Fluid life of a metal can be described in terms of ease and time frame in which the metal can flow through various passages it needs to pass through before it is put into the cast, and how easily it takes up the shape and characteristics of the cast. A molten metal is said to have more fluid life than its capability to take the final shape as o the cast.

In more precise terms, fluid life of an alloy can be seen as the LIQUID property of the metal. Fluid life is much more than what is traditionally described as FLUIDITY of the metal. Fluidity of molten metal gets altered at each step starting from when it is put in a pouring ladle to be put into the cast after passing through die casting chamber, gating system etc. while undergoing this process, molten metal begins to cool and an oxide sheet begins to form on the surface of the metal. As a result, the fluidity of the molten metal lessens, both due to the cooling process and more so due to the formation of oxide sheet.

The temperature of any molten metal cannot in isolation reflect its fluidity. For example aluminum's fluid life is brilliant at 650-750C whereas molten steel cant match the same fluid life even at 1650C. Therefore, it can safely be said that the fluid life of any alloy will depend on factors like the compositional make up, chemical properties and surface tension of the alloy.

The intended design properties of any cast will again depend on the fluid life of any alloy. Studying the fluid life of any alloy will reveal and suggest a number of important tips towards drawing up the design of the cast. Such tips include:-

• Minimum thickness that can be achieved for each section.
• The upper limit of length that any subdivision can attain.
• The level of superiority of surface detail that can possibly be achieved.

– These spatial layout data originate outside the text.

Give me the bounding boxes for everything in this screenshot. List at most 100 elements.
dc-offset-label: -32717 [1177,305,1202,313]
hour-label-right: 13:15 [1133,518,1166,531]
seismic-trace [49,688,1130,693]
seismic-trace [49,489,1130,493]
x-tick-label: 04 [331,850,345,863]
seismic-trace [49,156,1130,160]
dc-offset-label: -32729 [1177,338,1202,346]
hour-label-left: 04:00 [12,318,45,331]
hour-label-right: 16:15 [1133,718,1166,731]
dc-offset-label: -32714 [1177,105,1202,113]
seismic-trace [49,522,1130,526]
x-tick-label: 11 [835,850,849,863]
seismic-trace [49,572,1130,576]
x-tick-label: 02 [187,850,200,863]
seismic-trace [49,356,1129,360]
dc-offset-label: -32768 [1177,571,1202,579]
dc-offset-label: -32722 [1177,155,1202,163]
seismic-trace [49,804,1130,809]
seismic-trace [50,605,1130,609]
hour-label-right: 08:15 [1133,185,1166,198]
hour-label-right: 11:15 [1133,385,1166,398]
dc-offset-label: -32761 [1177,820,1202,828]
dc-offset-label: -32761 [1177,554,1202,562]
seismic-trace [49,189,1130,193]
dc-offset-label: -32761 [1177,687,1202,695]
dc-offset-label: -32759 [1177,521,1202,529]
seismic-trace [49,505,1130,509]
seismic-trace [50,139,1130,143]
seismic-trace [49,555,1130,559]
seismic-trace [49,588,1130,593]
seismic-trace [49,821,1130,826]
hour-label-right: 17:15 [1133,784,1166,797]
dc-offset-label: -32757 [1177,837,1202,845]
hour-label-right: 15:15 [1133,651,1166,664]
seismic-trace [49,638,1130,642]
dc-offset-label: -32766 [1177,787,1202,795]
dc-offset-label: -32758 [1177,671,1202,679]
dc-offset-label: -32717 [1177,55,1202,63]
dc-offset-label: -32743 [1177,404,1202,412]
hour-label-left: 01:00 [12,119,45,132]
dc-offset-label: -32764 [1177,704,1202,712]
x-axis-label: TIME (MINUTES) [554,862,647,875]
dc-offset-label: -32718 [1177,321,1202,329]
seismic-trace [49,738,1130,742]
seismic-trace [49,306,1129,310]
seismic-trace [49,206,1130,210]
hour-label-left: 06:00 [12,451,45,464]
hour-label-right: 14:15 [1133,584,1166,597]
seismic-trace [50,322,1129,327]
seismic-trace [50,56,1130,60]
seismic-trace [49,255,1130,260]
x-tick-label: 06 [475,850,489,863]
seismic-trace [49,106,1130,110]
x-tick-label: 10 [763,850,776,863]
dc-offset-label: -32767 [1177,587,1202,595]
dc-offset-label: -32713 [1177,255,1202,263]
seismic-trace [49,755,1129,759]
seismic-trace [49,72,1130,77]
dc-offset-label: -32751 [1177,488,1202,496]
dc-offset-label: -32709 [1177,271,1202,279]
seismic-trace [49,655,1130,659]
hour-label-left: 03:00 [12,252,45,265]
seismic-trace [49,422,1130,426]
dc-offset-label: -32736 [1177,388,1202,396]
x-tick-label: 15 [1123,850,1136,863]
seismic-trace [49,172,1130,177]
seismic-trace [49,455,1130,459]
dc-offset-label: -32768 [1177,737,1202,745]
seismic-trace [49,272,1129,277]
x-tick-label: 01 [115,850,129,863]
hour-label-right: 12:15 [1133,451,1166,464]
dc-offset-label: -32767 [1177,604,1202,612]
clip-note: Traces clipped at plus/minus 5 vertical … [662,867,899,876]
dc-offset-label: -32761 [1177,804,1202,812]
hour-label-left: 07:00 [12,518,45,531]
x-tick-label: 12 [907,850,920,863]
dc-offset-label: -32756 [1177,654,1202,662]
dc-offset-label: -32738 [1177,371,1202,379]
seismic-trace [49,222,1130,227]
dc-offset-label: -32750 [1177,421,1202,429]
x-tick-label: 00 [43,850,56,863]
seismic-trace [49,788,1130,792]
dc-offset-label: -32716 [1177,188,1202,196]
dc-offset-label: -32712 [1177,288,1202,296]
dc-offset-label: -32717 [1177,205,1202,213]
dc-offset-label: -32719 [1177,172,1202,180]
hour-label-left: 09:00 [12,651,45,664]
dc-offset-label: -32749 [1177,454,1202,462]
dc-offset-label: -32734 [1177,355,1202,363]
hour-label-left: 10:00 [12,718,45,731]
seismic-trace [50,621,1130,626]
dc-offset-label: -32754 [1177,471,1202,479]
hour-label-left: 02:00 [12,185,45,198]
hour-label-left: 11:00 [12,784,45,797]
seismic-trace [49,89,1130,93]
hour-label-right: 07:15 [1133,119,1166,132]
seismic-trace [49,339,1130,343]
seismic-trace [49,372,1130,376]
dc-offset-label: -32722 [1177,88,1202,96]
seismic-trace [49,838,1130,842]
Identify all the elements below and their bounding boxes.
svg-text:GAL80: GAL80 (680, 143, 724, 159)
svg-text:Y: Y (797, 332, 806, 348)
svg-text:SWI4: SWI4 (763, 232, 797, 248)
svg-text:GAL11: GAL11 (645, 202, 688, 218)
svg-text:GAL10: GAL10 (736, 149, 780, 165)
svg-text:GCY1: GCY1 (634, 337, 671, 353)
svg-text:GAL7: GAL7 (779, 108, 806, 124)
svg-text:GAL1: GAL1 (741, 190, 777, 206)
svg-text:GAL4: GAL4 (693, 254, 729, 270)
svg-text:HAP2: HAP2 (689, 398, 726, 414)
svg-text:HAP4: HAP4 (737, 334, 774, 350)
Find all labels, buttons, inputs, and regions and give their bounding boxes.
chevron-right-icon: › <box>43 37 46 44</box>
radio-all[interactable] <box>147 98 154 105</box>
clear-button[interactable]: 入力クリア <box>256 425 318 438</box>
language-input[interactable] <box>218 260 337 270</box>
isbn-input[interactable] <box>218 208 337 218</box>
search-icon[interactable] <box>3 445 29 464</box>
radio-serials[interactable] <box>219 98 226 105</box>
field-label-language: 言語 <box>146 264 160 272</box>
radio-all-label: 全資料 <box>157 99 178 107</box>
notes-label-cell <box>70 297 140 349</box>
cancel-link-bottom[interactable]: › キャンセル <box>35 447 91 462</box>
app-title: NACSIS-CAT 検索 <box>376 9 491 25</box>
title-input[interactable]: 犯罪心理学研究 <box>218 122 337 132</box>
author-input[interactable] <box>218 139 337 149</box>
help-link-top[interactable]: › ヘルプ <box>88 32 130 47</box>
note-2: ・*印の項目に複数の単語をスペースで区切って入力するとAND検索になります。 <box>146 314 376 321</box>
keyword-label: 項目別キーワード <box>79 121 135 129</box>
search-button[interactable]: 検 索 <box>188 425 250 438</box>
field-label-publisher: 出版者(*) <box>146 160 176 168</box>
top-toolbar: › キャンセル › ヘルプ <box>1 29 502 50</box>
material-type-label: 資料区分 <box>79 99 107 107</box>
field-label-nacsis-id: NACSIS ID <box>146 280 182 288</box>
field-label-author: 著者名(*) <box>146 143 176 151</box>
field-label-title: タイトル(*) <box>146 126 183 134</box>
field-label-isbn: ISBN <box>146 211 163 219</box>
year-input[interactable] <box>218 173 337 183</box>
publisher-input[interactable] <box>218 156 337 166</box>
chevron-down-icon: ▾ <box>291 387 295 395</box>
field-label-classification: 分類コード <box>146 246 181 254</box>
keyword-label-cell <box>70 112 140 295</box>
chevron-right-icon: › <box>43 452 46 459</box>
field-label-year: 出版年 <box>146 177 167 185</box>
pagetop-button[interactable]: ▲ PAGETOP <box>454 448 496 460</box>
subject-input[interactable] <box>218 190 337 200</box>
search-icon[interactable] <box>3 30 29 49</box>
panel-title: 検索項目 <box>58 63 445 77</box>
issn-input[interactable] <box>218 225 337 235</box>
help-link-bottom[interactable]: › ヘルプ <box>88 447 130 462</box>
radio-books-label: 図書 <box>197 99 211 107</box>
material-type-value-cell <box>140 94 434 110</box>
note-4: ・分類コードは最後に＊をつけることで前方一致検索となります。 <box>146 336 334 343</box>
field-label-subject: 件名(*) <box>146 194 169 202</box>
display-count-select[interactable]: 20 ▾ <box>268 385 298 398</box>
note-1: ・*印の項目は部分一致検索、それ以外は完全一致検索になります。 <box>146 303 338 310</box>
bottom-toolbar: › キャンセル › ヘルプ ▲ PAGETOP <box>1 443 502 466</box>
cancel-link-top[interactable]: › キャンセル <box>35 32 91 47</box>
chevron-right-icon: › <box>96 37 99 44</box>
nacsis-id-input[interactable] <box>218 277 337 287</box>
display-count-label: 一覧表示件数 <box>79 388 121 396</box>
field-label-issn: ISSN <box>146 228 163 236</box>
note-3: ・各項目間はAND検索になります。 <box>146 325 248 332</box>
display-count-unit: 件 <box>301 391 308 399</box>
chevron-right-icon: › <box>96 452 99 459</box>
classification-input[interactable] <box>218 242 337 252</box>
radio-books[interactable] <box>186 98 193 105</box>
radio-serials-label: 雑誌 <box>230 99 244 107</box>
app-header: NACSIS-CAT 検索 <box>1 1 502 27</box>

However, it should be kept in mind that alloys which have lesser fluid life, to the degree that the fluid life is reasonable or even poor, it will not necessarily reflect on the cost make up of the design. If it is known that the fluid life of an alloy is limited or poor, the design for the cast should be drawn to have:-

• Blunt shapes or shapes with less sharp dimensions.
• Larger number of features at the lower section of the cast rather than on the upper portion.
• Conical structures which taper into thinner endings.
• Bigger inscriptions.

Some processes use casts that are very hot or very dry. These processes serve to minimize the fluid life of the alloy by reducing the impact of convection, which is a mode of producing heat for heat transfer. Some alloys are composed and made up in such a way so as to achieve maximum fluid life. An example of this is 365 aluminum. In this alloy, silicon atoms are present whose heating capability is high. Thus as the fluid life of aluminum decreases, the silicon atoms stimulate the aluminum atoms again and thus increase the fluid life.